Between 13 August and 15 September 1940 (the height of the battle), the RAF and the Luftwaffe fought a death struggle over the skies of England to determine the future of Western Civilization. As the combat began, the English had 918 fighters (including 276 Spitfires and 541 Hurricanes) and 1,200 pilots, while the Germans had 2,226 bombers and fighters and over 4,000 pilots and airmen. During the battle, both sides substantially increased their numbers of aircraft and pilots. The RAF more than doubled their numbers. In the end, the RAF lost over 1,000 planes destroyed or heavily damaged along with nearly 500 pilots. The Germans lost nearly 2,600 planes and 8,000 (3,000 killed) men. Ultimately, the tactics of Air Chief Marshal Hugh C. T. Dowding and his brilliant Air Vice Marshal, Keith R. Park, which undertook vigorous base defense, rapid airfield repair, the production of new planes, and repair of damaged ones, combined to keep Fighter Command operating unabated.

While the last great German bomber raid came on 15 September 1940, sporadic massed attacks continued through the end of November. Lesser raids continued until the next April. The Italian Air Force was also drawn into the conflict flying 1,700 sorties from October 1940 to April 1941. Their losses were no less staggering than those of the RAF and Luftwaffe. Still, as Basil Collier declares in his book The Battle of Britain, "Sunday, September 15, 1940 was, in some ways, the most significant date in European history since Sunday, June 18, 1815, [Battle of Waterloo]..."((New York: MacMillan Co., Inc., 1962), p. 140)

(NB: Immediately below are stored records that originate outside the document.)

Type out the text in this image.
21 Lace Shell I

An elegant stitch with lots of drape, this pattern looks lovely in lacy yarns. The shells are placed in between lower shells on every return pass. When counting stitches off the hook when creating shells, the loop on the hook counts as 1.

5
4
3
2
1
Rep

To be sure, the German failure on that day convinced Hitler to remove his forces from their position on the Channel and send them against the Soviet Union. By 25 November 1940, when Dowding turned over Fighter Command to W. S. Douglas, German forces were already on the march east and to eventual ignominy.

As Winston Churchill declared, it had been England's "finest hour." Indeed, never had "so many owed so much to so few." But, while the Battle of Britain was won by the end of 1940, the need for pilots and planes were greater than ever. Hundreds of the RAF's best and most experienced pilots lay dead on the alter of their country having sacrificed all for the defense of civilization. By 1941, the U.S. had begun programs to reinvigorate the air forces of her soon-to-be ally. Among these brave young RAF cadets who came to the United States were the thousands who received basic flying training from the Southeast Army Air Forces Training Center at Cochran Field.

Indeed, it was the job of U.S. Army Air Forces (AAF) instructors and support personnel to prepare these young men for combat, even as they did for the American cadets who would soon join their English comrades over the skies of Europe and the Pacific. Thus, the appropriate nature of the Command slogan "Prepare for Combat" is, I believe, an appropriate title for this work.

As World War II unfolded many of these cadets, American and English, would duplicate the sacrifice made by their brother pilots in 1940. But, far more would live to assure the victory of freedom over tyranny and to restore peace to Europe and, eventually, the world. Thus, it is the intention of this book to honor the efforts of all these men, living and dead, who gave so much in the defense of their countries. It is also significant and fitting, that Major General William P. Hallin, WR-ALC Commander, has sought to pay homage to these same veterans on 23 March 1994, through a Tattoo Ceremony which was also the geneses of this work.

On behalf of all those involved in this project we at Robins AFB wish to dedicate this work to all those in Great Britain, the U.S., and all nations who served so that we might enjoy the fruits of their victory--FREEDOM!